I am having trouble solving for a closed form of the following recurrence relation.
$$\begin{align*} a_n &= \frac{n}{4} -\frac{1}{2}\sum_{k=1}^{n-1}a_k\\ a_1 &= \frac{1}{4} \end{align*}$$ The first few values are $a_1=\frac{1}{4},a_2=\frac{3}{8},a_3=\frac{7}{16},a_4=\frac{15}{32}...$ So it seems the pattern is $a_n = \frac{2^{n}-1}{2^{n+1}}$, but I have been unable to show this algebraically. Here is what I tried: $$\begin{align*} 2a_n &= \frac{n}{2} - \sum_{k=1}^{n-1}a_k\\ a_n + \sum_{k=1}^n a_k &= \frac{n}{2}\\ a_{n-1} + \sum_{k=1}^{n-1} a_k &= \frac{n-1}{2} \\ 2a_n - a_{n-1} & = \frac{1}{2} \\ a_n = \dfrac{2a_{n-1} + 1}{4} \end{align*}$$
I am so close, I can taste the closed form. Can someone nudge me in the right direction without giving too much away?

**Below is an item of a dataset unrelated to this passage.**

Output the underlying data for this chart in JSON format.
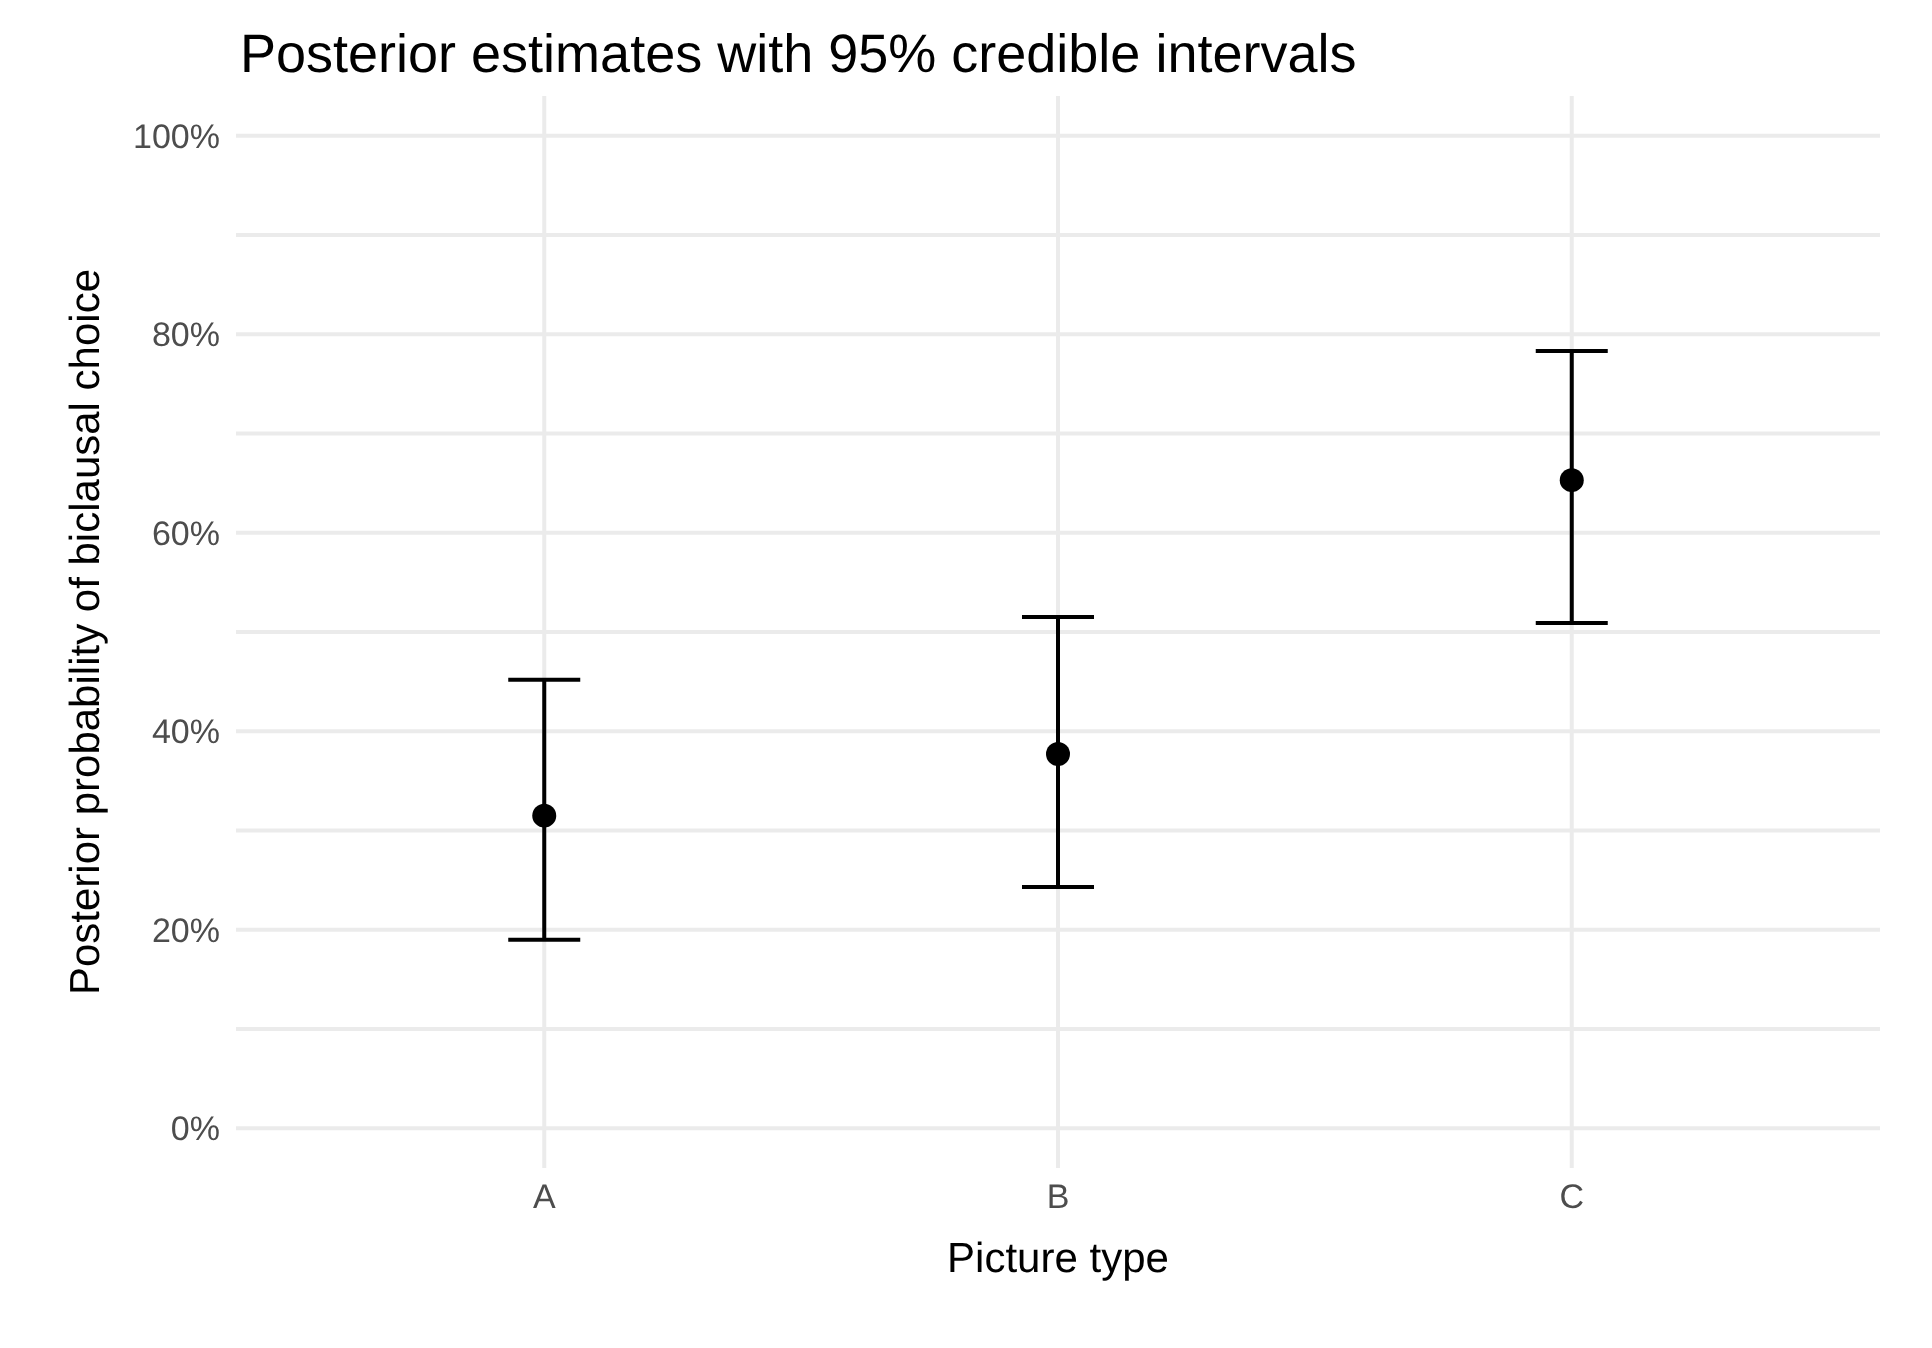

By inspection we determine a particular solution to $2a_n-a_{n-1}=1/2$ is given by $a_n=1/2$ trivially -- try an ansatz of the form $a_n=k$ and thus we get $k=2k-k=1/2$.
Considering the homogeneous case, $2a_n-a_{n-1}=0$, let $a_n=\lambda^n$ hence:$$2\lambda^n-\lambda^{n-1}=0\\2\lambda-1=0\\\lambda=\frac12$$... and so it follows that $a_n=(1/2)^n=1/2^n$ is a solution to our general equation and further so is any scalar multiple (since our equation is linear) i.e. $a_n=C/2^n$. Adding our particular equation to the mix we get a solution of the form $a_n=C/2^n+1/2$. Impose your initial conditions to determine $C$.